Takeaways
- Generative AI services impose substantial environmental pressures not only from data-center operations but also from end-user terminals and network infrastructure, which together account for over 85% of metal depletion potential.
- Replicating a fraction of the training process and applying regression yields an accurate, reproducible estimate of total energy consumption, avoiding the impracticality of complete retraining.
- Thermal design power estimates can overstate GPU energy use by around 6%, while software-based power meters may underreport actual consumption by roughly 20% compared to external meters.

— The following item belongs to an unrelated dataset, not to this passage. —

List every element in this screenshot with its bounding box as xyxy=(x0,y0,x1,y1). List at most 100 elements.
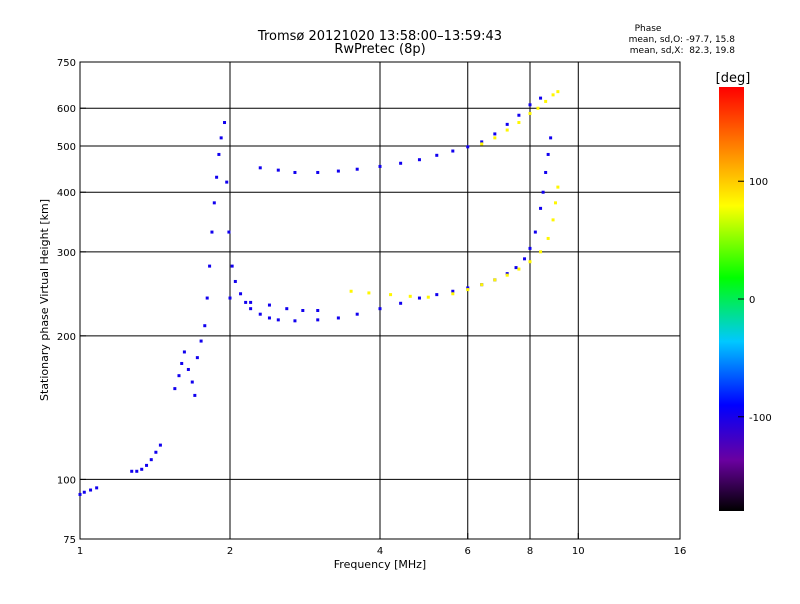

- A multi-impact life cycle assessment—including global warming potential, primary energy demand, and abiotic depletion—reveals that embodied emissions and resource extraction remain significant even after decarbonizing datacenter electricity.
- Extending the operational life of hardware and software emerges as a key lever for reducing both embodied and operational environmental impacts, mitigating rebound effects associated with efficiency gains.
Summary
Over the past decades, digital transformation has placed growing pressure on environmental resources, and the arrival of generative artificial intelligence (AI) services like ChatGPT and Stable Diffusion has intensified concerns about electricity consumption and material use. The authors argue that current methods—often limited to thermal design power estimates or partial life-cycle assessments—fail to capture the full environmental footprint of such systems.

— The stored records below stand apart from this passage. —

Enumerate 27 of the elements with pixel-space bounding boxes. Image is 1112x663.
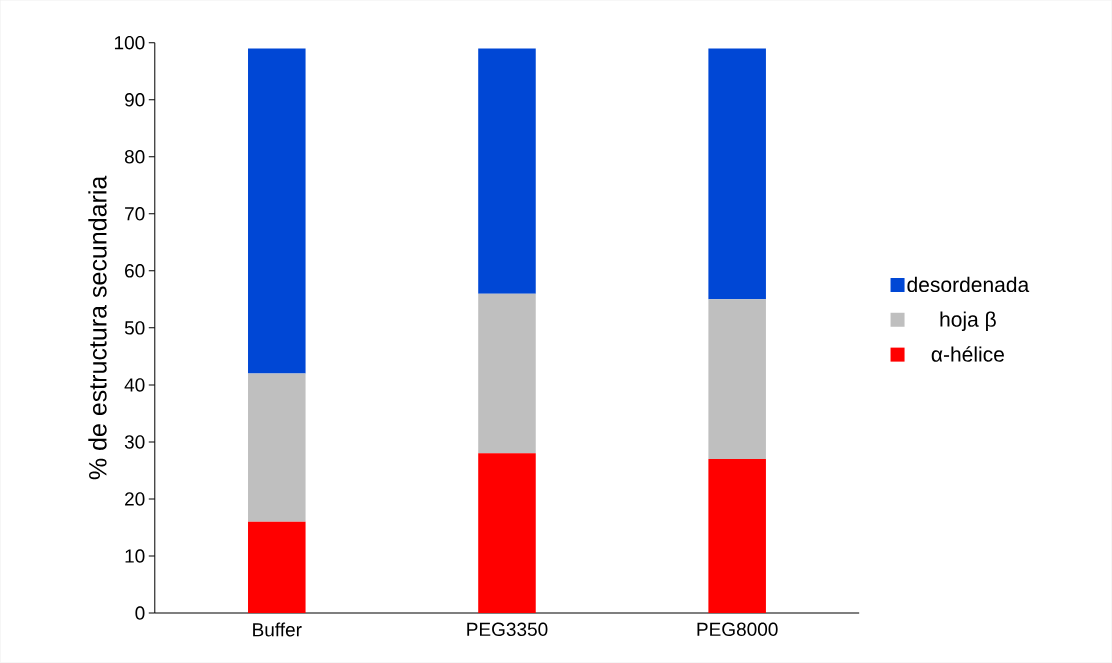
bar	[708, 459, 766, 614]
y-tick-label: 70	[125, 207, 145, 221]
bar	[248, 373, 306, 522]
y-axis-title: % de estructura secundaria	[88, 175, 107, 480]
bar	[248, 521, 306, 614]
y-tick-label: 90	[125, 93, 145, 107]
y-tick-label: 20	[125, 492, 145, 506]
y-tick-label: 0	[135, 606, 145, 620]
y-tick-label: 50	[124, 321, 145, 335]
y-tick-label: 40	[124, 378, 145, 392]
y-tick-label: 30	[124, 435, 145, 449]
bar	[708, 48, 766, 300]
bar	[478, 48, 536, 294]
legend-label: desordenada	[907, 276, 1030, 293]
x-tick-label: Buffer	[253, 622, 302, 637]
bar	[478, 453, 536, 614]
bar	[708, 299, 766, 460]
y-tick-label: 10	[125, 549, 145, 563]
y-tick-label: 80	[124, 150, 145, 164]
y-tick-label: 60	[125, 264, 145, 278]
x-tick-label: PEG8000	[697, 622, 778, 637]
x-tick-label: PEG3350	[467, 622, 548, 637]
legend-label: hoja β	[940, 311, 996, 332]
legend-label: α-hélice	[931, 346, 1004, 362]
bar	[248, 48, 306, 374]
bar	[478, 293, 536, 454]
y-tick-label: 100	[114, 36, 145, 50]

To address this, they adapt life cycle assessment (LCA) standards (ISO 14040/44) to GenAI services, broadening the scope beyond carbon emissions to include metal depletion and primary energy demand. They present a service-level model, tracing user requests from personal terminals through networks, web servers, inference hardware, and data storage, while separating operational from embodied impacts. A novel sampling methodology replicates a fraction of the training process—validated by experiments on the Grid’5000 Sirius cluster—to derive regression equations that accurately estimate total training energy consumption without full retraining.
Applying this approach to Stable Diffusion, the authors estimate multi-category impacts over one year of service: global warming potential, abiotic depletion, and cumulative energy demand. Their results reveal that end-user terminals and networks account for over 85% of metal depletion potential and more than 45% of carbon emissions, underscoring the importance of including peripheral infrastructure. They also demonstrate that thermal design power often overestimates consumption, while software-based meters can underreport by 20% compared to external power meters. The study highlights the need for extending hardware and software lifecycles, improving transparency in deployment data, and adopting holistic assessment tools to guide sustainable GenAI development.